To clarify the latter concepts it is necessary to think that the so-called “industrial or intensive” agriculture, with its model strongly determined and dominated by two factors such as, the use of synthetic chemistry and the dependence on large commercial platforms, has gradually operated a flattening and loss of productive biodiversity, with the progressive disappearance of breeds, varieties and ecotypes, and a loss of the nutritional value of our diets too tied to this scheme.
The resulting model has lost the original connection between the agricultural production system and the ecological system, resulting in certain cases, at the individual farm level, higher unit yields, but at the system level, loss of biodiversity, fertility, historical heritage and, in general, decrease and impoverishment of ecological systems. As a corollary of this, it must be said that, unlike the agro-ecological system, intensive agriculture is based on (thermodynamically) open production systems and therefore with lower efficiency of yield.
Ultimately, the higher yields we have witnessed in recent decades at the individual company level have been paid dearly with a yield comparison which, according to some calculations, go up to 1/10 with the more efficient agro-ecological ones.
To this we must add that the loss of energy and ecological type mentioned above, there was an impoverishment of the agri-food systems, very disconnected from seasonality, territoriality, biodiversity, ecotypes and, therefore, with food information that, being more poor, it affects the overall health system of the new generations.
From what has been said, it follows that rethinking an agroecological model also means rethinking a different connection between production cells (companies) and dissipative cells (human communities). The two structures must be connected, correlated, in continuous dialogue and mutual knowledge.

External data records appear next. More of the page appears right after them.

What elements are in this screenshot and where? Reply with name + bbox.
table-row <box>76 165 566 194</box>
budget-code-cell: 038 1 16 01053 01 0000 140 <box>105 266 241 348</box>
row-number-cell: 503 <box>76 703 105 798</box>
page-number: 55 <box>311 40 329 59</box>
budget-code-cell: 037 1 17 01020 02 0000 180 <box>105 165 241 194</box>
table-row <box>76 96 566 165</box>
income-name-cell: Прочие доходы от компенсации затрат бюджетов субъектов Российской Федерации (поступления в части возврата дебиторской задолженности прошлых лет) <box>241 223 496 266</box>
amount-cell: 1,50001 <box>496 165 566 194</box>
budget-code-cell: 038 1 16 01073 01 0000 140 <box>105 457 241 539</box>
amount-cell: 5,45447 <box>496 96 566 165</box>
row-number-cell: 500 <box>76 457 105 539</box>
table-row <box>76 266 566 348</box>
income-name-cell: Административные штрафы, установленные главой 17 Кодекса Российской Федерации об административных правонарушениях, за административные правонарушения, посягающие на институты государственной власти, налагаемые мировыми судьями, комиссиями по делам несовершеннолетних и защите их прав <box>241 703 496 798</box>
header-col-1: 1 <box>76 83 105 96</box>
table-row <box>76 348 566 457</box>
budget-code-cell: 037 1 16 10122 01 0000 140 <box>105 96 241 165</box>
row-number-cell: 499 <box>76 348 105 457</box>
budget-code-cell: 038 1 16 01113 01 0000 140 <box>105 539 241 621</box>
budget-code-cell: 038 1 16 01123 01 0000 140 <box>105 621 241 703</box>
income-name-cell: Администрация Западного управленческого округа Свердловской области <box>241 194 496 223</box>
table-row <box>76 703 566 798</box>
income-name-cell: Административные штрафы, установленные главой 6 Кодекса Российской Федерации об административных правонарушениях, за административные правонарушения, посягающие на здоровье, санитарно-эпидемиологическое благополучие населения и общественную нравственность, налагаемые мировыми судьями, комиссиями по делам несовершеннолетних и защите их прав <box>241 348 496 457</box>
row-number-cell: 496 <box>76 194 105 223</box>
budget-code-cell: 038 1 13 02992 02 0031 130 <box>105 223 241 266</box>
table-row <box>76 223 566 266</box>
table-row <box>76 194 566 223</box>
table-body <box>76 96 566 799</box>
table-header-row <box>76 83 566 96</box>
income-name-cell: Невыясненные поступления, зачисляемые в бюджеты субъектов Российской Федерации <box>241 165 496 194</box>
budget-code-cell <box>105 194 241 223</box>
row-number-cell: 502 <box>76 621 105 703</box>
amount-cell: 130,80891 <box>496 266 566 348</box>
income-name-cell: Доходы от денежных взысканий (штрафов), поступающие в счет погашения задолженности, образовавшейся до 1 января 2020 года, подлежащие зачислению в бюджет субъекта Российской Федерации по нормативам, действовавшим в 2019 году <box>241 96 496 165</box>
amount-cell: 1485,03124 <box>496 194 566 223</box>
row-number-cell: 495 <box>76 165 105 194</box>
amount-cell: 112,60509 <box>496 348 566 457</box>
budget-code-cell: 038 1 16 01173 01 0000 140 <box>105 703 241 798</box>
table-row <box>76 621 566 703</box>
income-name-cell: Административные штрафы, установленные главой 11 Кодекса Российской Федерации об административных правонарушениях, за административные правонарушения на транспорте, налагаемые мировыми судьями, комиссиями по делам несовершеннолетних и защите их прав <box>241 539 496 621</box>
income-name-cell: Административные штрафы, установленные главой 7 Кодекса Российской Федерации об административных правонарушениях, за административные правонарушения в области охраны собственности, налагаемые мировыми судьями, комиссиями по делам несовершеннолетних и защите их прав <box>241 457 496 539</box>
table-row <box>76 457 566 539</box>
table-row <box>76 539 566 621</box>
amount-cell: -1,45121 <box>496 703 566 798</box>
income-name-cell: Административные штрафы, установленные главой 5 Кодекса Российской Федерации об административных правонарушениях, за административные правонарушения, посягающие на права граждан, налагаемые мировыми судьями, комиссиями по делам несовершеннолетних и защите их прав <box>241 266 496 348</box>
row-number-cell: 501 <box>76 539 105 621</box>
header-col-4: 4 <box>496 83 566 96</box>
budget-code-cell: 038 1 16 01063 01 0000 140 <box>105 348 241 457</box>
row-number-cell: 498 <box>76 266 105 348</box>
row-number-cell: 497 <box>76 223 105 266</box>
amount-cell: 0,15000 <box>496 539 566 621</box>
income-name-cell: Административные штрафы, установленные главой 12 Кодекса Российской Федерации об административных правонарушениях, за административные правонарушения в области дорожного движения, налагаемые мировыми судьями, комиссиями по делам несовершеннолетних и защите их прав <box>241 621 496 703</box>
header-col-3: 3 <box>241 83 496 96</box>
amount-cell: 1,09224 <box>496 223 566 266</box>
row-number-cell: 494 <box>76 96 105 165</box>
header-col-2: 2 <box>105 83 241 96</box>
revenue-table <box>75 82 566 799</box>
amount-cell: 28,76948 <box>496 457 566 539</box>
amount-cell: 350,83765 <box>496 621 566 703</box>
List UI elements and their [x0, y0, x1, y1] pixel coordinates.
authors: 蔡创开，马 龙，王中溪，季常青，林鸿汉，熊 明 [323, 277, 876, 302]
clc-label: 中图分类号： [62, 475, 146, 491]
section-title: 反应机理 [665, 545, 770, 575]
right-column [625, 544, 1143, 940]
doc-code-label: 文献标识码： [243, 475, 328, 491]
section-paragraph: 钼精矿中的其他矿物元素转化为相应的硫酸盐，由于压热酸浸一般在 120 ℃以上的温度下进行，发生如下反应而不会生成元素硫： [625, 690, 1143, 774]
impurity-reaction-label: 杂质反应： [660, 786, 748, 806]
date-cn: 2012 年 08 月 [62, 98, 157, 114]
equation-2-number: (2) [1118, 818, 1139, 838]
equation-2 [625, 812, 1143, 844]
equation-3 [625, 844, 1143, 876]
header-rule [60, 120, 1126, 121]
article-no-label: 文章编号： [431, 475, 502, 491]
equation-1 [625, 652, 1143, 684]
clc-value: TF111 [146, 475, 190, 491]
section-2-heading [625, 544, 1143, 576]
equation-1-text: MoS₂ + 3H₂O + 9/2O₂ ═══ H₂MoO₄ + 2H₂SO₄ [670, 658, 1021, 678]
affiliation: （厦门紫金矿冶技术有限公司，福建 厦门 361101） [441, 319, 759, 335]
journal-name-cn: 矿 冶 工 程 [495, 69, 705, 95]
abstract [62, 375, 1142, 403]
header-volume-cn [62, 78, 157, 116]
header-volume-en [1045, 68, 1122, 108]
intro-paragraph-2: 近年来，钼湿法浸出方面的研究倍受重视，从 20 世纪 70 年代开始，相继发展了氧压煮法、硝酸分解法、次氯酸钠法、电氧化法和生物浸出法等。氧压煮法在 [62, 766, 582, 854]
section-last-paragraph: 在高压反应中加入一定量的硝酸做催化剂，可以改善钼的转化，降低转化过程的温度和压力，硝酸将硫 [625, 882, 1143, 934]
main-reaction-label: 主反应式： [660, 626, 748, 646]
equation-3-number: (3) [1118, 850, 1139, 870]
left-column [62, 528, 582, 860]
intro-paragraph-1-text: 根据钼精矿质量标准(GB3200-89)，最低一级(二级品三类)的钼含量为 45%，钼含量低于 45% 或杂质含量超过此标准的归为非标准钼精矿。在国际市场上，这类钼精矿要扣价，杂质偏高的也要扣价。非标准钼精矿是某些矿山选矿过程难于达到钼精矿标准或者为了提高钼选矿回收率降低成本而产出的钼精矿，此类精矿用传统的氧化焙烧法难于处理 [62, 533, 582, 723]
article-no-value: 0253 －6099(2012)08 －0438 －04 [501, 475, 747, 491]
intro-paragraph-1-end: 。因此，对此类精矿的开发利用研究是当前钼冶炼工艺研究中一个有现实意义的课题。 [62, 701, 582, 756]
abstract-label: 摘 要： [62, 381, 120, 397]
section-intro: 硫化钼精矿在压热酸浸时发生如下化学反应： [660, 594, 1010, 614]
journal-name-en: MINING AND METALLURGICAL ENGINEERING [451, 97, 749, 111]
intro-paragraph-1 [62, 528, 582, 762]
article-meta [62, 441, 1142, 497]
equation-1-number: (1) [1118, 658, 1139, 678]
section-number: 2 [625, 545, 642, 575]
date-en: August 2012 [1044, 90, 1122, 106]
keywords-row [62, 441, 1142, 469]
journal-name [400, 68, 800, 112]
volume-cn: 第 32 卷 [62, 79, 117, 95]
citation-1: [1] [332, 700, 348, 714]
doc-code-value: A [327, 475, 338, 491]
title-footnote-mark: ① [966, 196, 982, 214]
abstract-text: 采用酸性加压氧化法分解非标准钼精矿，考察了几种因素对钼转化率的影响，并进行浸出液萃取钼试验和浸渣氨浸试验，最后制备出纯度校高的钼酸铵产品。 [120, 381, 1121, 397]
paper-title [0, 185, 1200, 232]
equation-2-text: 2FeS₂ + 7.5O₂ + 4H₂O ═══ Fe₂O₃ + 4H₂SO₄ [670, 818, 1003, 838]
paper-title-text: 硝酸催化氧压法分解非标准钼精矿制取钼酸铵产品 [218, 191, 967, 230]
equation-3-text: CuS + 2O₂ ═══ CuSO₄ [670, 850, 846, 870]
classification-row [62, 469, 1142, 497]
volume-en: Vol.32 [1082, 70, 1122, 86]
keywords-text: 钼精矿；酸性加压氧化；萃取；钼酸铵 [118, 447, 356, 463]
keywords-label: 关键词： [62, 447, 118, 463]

The ecological future of the planet cannot pass by continuous attempts to set up and reiterate production models that do not have scientific elements based and strongly correlated to disciplines such as: Ecology and Thermodynamics of Complex Systems.
Against the background of this evolution of the systems, which will in fact return to synchronize and align with the ecological ones, the principles enshrined in bioregional policies and circular economy can be seen with ever greater concreteness.
In this sense, it should be immediately stressed that the current European sector policy, with its CAP and its RDPs, still speaks an inadequate language which, however, with Agenda 2030 and with the latest EU Biodiversity Strategy for 2030 – Bringing nature back into our lives – opens up new hope.
As mentioned in other contributions, now the witness must move to a political scenario which, to tell the truth, pays for a delay of language, of projections and rather worrying prospects.
A scenario where to rebuild a new System identity that unites Science, Politics and Technique too late for the very delicate choices that we would have already had to implement.